In conclusione, il rimettente nel ribadire che l'esiguità
dell'intervallo tra l'importo minimo e quello massimo dell'indennità, da
un lato, e il solo richiamo al criterio anacronistico del numero dei
dipendenti, dall'altro, configurerebbero una normativa primaria
costituzionalmente illegittima sottolinea come questa Corte, già nella
sentenza n. 183 del 2022, abbia accertato tale vizio, pur dichiarando
l'inammissibilità delle questioni allora sollevate dal Tribunale
ordinario di Roma, in funzione di giudice del lavoro, in considerazione
del rischio di uno sconfinamento nella sfera riservata alla
discrezionalità del legislatore, a causa delle plurime possibilità
esistenti nella scelta delle soluzioni normative elaborabili per
fronteggiare il vulnus evidenziato.
Nonostante tale
affermazione, il rimettente ricorda anche come la stessa sentenza n. 183
del 2022 abbia non solo messo in rilievo che l'apprezzamento
discrezionale del legislatore è comunque «vincolato al rispetto del
principio di eguaglianza, che vieta di omologare situazioni eterogenee e
di trascurare la specificità del caso concreto» ma, conclusivamente,
abbia anche affermato di non poter «esimersi dal segnalare che un
ulteriore protrarsi dell'inerzia legislativa non sarebbe tollerabile e
la indurrebbe, ove nuovamente investita, a provvedere direttamente,
nonostante le difficoltà qui descritte».
Su tali premesse, il
rimettente ritiene che l'orizzonte temporale che questa Corte ha inteso
dare al legislatore per eliminare il vulnus riscontrato sia già
esaurito, considerato che l'inerzia di quest'ultimo si era protratta,
alla data dell'adozione dell'ordinanza di rimessione, per ben più di due
anni, e che la disciplina censurata si applica alla «quasi totalità
delle imprese nazionali» come emerge dagli ultimi dati
resi disponibili dall'Istituto nazionale di statistica (ISTAT)

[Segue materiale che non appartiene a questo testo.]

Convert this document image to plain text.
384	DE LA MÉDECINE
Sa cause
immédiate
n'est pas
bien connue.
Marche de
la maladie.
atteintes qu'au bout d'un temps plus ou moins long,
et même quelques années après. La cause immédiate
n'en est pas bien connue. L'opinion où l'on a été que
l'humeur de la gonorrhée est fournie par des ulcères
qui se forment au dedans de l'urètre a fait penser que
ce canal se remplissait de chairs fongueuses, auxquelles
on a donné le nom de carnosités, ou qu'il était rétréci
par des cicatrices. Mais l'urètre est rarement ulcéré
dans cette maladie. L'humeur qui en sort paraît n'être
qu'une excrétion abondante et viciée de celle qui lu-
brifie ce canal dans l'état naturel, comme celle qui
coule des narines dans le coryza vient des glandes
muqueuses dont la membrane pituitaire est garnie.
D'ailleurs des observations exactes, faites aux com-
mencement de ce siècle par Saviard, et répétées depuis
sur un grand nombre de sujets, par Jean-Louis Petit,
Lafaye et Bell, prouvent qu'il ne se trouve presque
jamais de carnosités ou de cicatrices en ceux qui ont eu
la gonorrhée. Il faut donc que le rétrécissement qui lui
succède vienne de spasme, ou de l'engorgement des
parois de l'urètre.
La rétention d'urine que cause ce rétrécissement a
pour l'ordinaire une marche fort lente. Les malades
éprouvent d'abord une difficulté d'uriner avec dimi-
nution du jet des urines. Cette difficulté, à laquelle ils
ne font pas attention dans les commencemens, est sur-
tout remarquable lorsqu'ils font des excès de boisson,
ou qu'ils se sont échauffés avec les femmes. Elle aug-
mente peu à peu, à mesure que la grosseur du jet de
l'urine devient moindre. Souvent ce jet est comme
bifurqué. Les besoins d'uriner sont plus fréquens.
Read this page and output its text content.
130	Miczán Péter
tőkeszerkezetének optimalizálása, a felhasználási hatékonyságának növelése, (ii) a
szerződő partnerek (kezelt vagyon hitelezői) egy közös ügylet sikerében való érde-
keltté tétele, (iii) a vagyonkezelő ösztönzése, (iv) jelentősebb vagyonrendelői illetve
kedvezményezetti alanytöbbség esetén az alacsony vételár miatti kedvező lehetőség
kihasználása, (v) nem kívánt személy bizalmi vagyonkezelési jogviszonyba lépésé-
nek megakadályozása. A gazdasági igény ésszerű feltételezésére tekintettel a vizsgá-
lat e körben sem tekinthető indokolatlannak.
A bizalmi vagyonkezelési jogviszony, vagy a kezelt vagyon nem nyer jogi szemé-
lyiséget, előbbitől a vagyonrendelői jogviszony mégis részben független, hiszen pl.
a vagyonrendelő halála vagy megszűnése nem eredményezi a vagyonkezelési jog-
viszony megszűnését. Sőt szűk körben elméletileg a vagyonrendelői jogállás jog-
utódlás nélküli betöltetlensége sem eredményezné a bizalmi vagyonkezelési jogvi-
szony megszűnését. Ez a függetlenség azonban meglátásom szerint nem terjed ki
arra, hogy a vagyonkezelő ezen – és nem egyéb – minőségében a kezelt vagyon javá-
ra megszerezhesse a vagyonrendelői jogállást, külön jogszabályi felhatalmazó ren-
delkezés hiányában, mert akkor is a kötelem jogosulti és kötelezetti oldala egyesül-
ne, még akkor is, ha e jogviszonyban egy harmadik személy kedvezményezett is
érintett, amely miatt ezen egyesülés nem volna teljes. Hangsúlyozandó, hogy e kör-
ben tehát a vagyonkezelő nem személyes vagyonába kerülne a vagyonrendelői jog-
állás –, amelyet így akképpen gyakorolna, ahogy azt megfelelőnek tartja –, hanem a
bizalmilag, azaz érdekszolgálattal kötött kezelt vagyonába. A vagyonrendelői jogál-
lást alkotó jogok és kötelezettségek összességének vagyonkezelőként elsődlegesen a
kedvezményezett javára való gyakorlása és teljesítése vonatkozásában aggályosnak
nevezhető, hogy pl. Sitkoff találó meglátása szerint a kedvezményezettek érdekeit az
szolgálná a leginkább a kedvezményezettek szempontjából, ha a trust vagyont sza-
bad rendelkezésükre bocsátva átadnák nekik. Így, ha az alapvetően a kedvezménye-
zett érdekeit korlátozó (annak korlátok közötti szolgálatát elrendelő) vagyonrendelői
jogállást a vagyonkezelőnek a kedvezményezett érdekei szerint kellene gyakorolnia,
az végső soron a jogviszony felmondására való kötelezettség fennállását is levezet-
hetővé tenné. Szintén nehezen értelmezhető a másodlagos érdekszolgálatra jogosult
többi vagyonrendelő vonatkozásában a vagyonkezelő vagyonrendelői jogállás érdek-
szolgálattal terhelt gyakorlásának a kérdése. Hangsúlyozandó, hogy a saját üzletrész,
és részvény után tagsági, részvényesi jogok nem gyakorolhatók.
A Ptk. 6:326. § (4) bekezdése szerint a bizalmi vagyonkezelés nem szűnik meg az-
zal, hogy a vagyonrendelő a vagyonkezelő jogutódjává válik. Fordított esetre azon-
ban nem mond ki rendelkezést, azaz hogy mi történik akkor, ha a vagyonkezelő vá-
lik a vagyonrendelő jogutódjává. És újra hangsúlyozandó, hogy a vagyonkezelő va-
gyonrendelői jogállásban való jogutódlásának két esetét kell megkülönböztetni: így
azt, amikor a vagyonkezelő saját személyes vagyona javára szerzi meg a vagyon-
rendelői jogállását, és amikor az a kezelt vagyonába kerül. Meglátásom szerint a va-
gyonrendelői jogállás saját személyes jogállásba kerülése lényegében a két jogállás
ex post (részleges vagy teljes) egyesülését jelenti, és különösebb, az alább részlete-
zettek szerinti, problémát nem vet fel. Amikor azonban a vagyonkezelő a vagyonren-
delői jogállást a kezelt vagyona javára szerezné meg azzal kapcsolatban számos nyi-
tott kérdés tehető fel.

nell'Annuario 2023 e alla «gran parte dei lavoratori», «di talché
l'urgenza di provvedere risulta francamente non ulteriormente
procrastinabile».
Pertanto, il rimettente chiede che venga
dichiarata l'illegittimità costituzionale dell'art. 9, comma 1,
del d.lgs. n. 23 del 2015, limitatamente alle parole «e l'ammontare
delle indennità e dell'importo previsti dall'articolo 3, comma 1,
dall'articolo 4, comma 1 e dall'articolo 6, comma 1, è dimezzato e non
può in ogni caso superare il limite di sei mensilità», con la
«conseguente spettanza della tutela indennitaria di cui agli artt. 3,
co. 1, 4, co. 1 e 6, co. 1 a seconda della fattispecie concreta anche
nel caso di datore di lavoro c.d. sottosoglia».
2. È
intervenuto nel giudizio il Presidente del Consiglio dei ministri,
rappresentato e difeso dall'Avvocatura generale dello Stato, e ha
chiesto che la questione di legittimità costituzionale dell'art.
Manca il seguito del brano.